CD-DA
オーディオCDで採用されている標準化されたフォーマットであり、44.1 kHz、16ビットのステレオリニアPCMで音声を記録し、トラック、インデックス、およびサブコードによって再生情報を構成している。
詳細説明
CD-DA(Compact Disc Digital Audio、数字音频光盘)は、プリレコーディングされたオーディオCD用のアプリケーションフォーマットであり、フィリップスとソニーが共同で策定したもので、その基本仕様は一般に『レッドブック』と呼ばれている。1982年に市販CDとともに市場に登場し、その後IEC 60908などの規格に組み込まれた。日常的に「音楽CD」と呼ばれるものは通常CD-DAを指すが、「CD」という用語自体には、CD-ROM、CD-R、CD-RWなど、用途の異なるメディアや規格も含まれる。
CD-DAは、44.1 kHzのサンプリングレート、16ビットの量子化深度で、ステレオの線形パルス符号化変調(LPM)オーディオを記録し、元のデータレートは1,411.2 kbit/sである。この規格では、MP3やAACなどの主観的符号化は使用されておらず、ディスク上のPCMデータもあらかじめWAVファイルとしてパッケージ化されていません。コンピュータでトラックをリッピングする際は、オーディオセクタを読み取り、連続したサンプリングデータをWAV、AIFF、FLAC、またはその他のファイル形式に書き出します。オーディオデータは、ディスク上の連続したスパイラルトラックに沿って配置されています。CD-DAは1秒あたり75セクタを読み取り、各オーディオセクタには2,352バイトのメインデータが含まれており、これは1/75秒分のステレオPCMに相当します。トラックは互いに独立したファイルではなく、ディレクトリテーブルによって開始位置が記録されています。トラック間には無音部分がある場合もあれば、シームレスに接続される場合もあります。インデックスポイントは1つのトラック内部の位置をマークすることもできますが、多くの市販CDでは、トラックの開始点に必要な基本インデックスのみが使用されています。
メインのオーディオデータに加え、CD-DAにはPからWまでの8つのサブコードチャンネルが設定されています。P、Qチャンネルは、トラックの境界、時間、目次、制御フラグなどの情報を担っており、その他のチャンネルはグラフィックやテキストの拡張用途に使用できる。CD-Textはアルバム名、アーティスト名、曲名などの文字をサブコード領域に書き込むが、これは後になって追加された拡張機能であり、すべてのCDやプレーヤーが対応しているわけではない。プリエンファシスフラグ、複製許可、データトラックフラグなどの制御情報も、対応するサブコードによって伝送される。

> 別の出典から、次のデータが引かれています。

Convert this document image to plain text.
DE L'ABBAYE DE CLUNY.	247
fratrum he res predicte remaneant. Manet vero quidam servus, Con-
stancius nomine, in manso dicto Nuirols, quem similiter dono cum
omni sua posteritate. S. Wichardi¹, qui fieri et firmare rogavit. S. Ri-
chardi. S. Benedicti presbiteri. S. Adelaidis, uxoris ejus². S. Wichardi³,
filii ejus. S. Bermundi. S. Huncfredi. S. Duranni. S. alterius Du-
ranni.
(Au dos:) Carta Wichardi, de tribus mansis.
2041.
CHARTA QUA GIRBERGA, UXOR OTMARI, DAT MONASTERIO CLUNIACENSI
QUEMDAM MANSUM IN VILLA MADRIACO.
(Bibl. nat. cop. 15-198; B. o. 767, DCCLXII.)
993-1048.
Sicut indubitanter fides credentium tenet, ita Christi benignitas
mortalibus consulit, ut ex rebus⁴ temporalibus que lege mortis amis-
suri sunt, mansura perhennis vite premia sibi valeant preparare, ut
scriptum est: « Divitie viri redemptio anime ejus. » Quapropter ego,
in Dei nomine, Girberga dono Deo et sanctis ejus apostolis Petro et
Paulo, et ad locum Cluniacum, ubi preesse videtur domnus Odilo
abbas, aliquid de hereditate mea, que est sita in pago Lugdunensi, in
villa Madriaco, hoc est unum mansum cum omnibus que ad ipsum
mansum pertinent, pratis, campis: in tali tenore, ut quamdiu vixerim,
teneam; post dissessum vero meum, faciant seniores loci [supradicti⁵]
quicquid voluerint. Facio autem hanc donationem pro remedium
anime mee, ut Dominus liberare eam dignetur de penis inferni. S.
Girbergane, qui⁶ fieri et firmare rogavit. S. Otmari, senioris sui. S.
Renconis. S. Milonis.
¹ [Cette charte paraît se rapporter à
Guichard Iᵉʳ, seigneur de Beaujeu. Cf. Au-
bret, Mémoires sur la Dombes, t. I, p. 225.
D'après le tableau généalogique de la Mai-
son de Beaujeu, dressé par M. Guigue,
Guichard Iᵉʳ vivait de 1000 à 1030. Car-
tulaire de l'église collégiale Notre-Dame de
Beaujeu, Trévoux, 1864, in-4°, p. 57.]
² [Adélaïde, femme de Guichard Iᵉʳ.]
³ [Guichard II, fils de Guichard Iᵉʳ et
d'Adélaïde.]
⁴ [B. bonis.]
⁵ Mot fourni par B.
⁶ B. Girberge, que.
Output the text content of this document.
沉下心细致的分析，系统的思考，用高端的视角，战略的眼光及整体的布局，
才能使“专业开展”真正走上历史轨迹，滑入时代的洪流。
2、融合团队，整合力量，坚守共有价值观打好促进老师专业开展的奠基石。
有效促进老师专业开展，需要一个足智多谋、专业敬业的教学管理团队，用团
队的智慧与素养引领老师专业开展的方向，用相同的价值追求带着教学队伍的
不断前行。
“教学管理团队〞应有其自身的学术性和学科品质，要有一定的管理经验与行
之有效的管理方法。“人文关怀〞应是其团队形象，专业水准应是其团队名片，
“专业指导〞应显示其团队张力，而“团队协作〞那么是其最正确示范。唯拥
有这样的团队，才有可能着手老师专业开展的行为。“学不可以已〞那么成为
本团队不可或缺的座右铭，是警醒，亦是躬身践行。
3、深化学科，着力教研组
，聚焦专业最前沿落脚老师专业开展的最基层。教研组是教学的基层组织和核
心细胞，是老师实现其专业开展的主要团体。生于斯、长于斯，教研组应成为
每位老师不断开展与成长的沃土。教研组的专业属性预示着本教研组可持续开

ディスクの読み取りには、交差インターリーブされたリード・ソロモン符号を用いてエラー検出と訂正を行い、インターリーブによって連続した物理的欠陥を異なる時間位置に分散させる。軽微な傷や局所的な読み取り失敗は訂正される可能性があるが、エラーが冗長性の許容範囲を超えた場合、オーディオ機器は補間、前値の保持、またはミュートなどの処理を行う。CD-DAのエラー許容の目的は連続再生を維持することであり、これはバイト単位で一貫した内容を復元することが求められるCD-ROMのデータトラックとは異なる。
標準的な120mmオーディオCDは、当初、再生時間が約74分が標準的な容量でしたが、後に広く使用されるようになったディスクでは約80分に達するようになりました。具体的な利用可能時間は、トラック間隔、記録範囲、およびプレスパラメータによって異なります。CD-DAは、ハイブリッドディスクやEnhanced CDにも存在しますが、データトラックとオーディオトラックの配置、セッション構造、および従来のプレーヤーで表示される内容は、対応する拡張仕様によって別途規定されています。